Autistic Symphony Book Cover


Preface

Autism, as a defined medical condition, has been known for only a little more than sixty years now, and even for much of that time has been rarely diagnosed and seldom discussed. Recently, however, the situation has changed dramatically. Autism is now being recognized far more frequently within the general population and is being diagnosed in our children at greater rates than once thought possible, and at much younger ages.

As a consequence, there are many books being written today that deal with the subject of autism. For the most part, each can be categorized as belonging to one of three distinct types. First, there are the medical and psychiatric texts, professionally written works that outline the scientific parameters of the condition, clarify guidelines for official diagnoses, discuss alternative theories on neurological, genetic or environmental causes, and so forth. Next there are the support books: these are generally filled with strategies on how best to cope with the challenges autism can bring, and are targeted most often to parents who are raising autistic children, although occasionally they are targeted to autistics themselves. Finally, there are the cure and treatment books: here a level of hope is being offered in the form of special diets, new drugs, behavioral therapies and other interventive techniques—all put forth as solutions, or at least as substantial alleviations, to what is assumed to be an otherwise tragic disorder.
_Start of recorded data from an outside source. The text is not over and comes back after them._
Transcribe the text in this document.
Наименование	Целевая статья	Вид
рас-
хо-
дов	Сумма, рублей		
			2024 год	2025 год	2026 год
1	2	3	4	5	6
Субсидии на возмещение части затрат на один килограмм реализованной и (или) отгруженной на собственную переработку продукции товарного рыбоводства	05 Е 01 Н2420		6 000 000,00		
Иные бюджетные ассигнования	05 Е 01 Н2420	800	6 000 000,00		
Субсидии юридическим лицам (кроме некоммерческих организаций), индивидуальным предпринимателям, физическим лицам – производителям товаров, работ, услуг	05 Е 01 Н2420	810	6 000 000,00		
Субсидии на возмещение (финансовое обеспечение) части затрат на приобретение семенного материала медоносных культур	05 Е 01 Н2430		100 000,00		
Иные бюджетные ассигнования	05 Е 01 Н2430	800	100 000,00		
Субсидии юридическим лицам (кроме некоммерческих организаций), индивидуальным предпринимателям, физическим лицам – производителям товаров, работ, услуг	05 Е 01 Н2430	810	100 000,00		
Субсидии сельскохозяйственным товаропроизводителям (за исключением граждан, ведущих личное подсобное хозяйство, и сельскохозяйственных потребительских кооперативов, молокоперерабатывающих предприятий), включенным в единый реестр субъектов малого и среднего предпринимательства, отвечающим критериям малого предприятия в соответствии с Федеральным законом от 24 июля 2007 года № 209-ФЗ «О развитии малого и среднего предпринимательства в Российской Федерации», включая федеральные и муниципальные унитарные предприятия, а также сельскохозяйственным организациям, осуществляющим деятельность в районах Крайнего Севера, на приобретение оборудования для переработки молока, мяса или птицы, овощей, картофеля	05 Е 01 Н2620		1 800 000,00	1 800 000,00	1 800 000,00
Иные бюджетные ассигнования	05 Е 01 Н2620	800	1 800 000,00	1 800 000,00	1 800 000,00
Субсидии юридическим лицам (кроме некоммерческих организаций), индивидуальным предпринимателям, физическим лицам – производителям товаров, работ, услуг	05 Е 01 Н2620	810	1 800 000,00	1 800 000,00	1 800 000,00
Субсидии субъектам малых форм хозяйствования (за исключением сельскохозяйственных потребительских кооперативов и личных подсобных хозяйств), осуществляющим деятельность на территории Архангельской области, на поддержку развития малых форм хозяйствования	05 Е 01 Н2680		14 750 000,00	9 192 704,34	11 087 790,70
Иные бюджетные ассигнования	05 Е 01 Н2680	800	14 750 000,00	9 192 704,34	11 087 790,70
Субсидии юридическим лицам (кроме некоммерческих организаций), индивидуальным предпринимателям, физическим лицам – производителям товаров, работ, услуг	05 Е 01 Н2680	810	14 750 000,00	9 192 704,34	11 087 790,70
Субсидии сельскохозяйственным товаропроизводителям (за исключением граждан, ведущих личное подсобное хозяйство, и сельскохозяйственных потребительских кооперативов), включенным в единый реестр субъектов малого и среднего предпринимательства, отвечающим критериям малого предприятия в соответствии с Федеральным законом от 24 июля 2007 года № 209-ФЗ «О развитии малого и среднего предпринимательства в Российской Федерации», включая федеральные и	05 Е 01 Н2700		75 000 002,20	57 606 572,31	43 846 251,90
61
This book too deals with the subject of autism, but does not fit neatly into one of the three categories just mentioned. In fact, this book does not seem to fit into any category at all.

I came to the subject of autism late in my life, at the age of forty-five. I mention this because I am fairly certain had I come to learn about autism much earlier, I would have been more likely to see the condition as nearly everyone else seems to see it. I would have found the medical and psychiatric texts to be fascinating reading, and I would have found myself nodding in agreement with many of their studied words. I might have pored through all the support books I could get my hands on, and I would have been grateful for any helpful advice. And perhaps in some of the more disquieting moments, I might even have found need to turn to the offers of treatments and cures. As it was, I came to autism late in my life, at the age of forty-five.

By that time, I had spent far too many nights engaged in a somewhat compulsive activity of mine, wandering and pacing the floorboards into the very late hours of the evening, long after everyone else had gone safely to bed. From lighted room to lighted room, from adolescence through adulthood, I have been trying to track the course of a discussion that has been running for far longer than I have. It is a discussion that takes a variety of turns, all of which I find I love—mathematics, religion, evolution, philosophy, physics, literature, psychology, history, to name just a few. I recognize in these names the different guises for those two subjects that fascinate me the most—humanity and its found universe. By the time I came to autism, I had been preparing a very large space in which to hold it.

What follows in these pages of Autistic Symphony are five works—five movements, if you will—that carry my attempt to enable others to see autism as I myself now see it, a neurological condition, sure, but also immensely much more. Autism is by far the most significant key I have found to date for understanding humanity and its purpose within this world. Autism is not a bright, shiny key, of course. Autism is more like the rusted, scratched and twisted thing one finds discarded in the dust, but as we all must surely remember from our childhood tales, it is precisely that type of key—the one most likely to be overlooked—that in the end succeeds in opening an essential door. I harbor no illusions that my efforts are likely to produce immediate impact. The current perceptions and definitions regarding autism are widespread and well established, and furthermore they are supported by the most respected elements in our society—the scholars, medical researchers, government institutions, and so on. What I am attempting to do in these pages is much like the driving of a small chisel into the bricks of a massive wall, followed by a stepping back to see how far the cracks might spread.

Or perhaps a better analogy would be the sounding of the trumpets at Jericho. When I think of autism—understand it as I believe it is meant to be truly understood—I am reminded above all else of music. Loud, impudent and crashing chords when the purpose of that music is to bring down the binding and blinding walls. But also, sometime after the dust has settled, a strangely sweet and hypnotic melody rising above a universal harmony—a full orchestral work imminently accessible to those willing and able to listen.